Signees include Elon Musk of Tesla, Esben Ostergaard of Universal Robotics, and Mustafa Suleyman, head of Applied AI at Google’s DeepMind.
The letter endorses the UN’s recent decision to establish a Group of Governmental Experts (GGE) to discuss lethal autonomous weapons systems and urges the group to “work hard at finding means to prevent an arms race in these weapons, to protect civilians from their misuse, and to avoid the destabilizing effects of these technologies.”
The letter’s authors warn that lethal autonomous weapons are poised to become “the third revolution in warfare.” This technology, once developed, will permit conflict “fought at a scale greater than ever, and at timescales faster than humans can comprehend.”
“We do not have long to act,” warns the letter. “Once this Pandora’s box is opened, it will be hard to close.”
The GGE’s inaugural meeting was supposed to happen this week. It was rescheduled for November due to the fact that a few states have not yet paid their financial contributions to the UN.

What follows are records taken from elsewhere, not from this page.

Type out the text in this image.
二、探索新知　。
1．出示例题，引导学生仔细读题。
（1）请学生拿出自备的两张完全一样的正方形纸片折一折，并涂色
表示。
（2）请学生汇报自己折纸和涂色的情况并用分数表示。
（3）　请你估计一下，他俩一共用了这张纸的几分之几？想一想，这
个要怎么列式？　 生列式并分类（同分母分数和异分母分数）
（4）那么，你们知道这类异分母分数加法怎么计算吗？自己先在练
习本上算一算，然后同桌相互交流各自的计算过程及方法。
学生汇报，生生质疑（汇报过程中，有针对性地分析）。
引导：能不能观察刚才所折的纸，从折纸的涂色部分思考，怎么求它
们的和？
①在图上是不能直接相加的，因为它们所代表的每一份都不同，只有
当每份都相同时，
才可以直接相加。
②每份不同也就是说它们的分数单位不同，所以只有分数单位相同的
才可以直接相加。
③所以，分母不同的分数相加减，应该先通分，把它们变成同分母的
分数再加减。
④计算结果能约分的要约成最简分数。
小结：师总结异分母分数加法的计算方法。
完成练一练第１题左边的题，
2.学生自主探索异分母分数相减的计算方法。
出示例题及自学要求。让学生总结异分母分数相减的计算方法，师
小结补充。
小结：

Toby Walsh, a professor at the University of New South Wales and one of the letter’s organizers, worries what could happen if machines had the ability to make life and death decisions. “In the longer term, I am worried we will industrialize war, introducing machines that we cannot defend ourselves against, resulting in an arms race that will destabilize further an already delicate world.
Establishing an international ban similar to those we already have on biological weapons and blinding lasers may be the only way to limit the role of dangerous killer robots on the battlefield, says Walsh.
The primary obstacle to such a ban would be the difficulty of enforcing it, especially considering the vast usefulness autonomous systems offer in all sorts of other applications. On top of that is the argument that underground forces, like terrorists and drug cartels, will continue to work on this technology even if responsible parties adhere to the ban.
In the 2015 letter mentioned above, Elon Musk and thousands of other experts argued that AI technology “has reached a point where the deployment of such systems is…feasible within years, not decades, and the stakes are high. It will only be a matter of time until they appear on the black market and in the hands of terrorists, dictators wishing to better control their populace, warlords wishing to perpetrate ethnic cleansing, etc.”
“At present, I haven’t identified any particular aspect which both makes a system transition from a semi-autonomous to a fully autonomous lethal weapons system, and is auditable in a straightforward manner by a third party,” admits Ryan Gariepy, CTO of Clearpath Robotics.
According to Gariepy, one of the most important things that could come out of the initial GGE meeting is the understanding that the use of LAWS is just not the way conflicts should happen. Such an understanding could pressure governments not to use autonomous systems, even if a ban does not exist.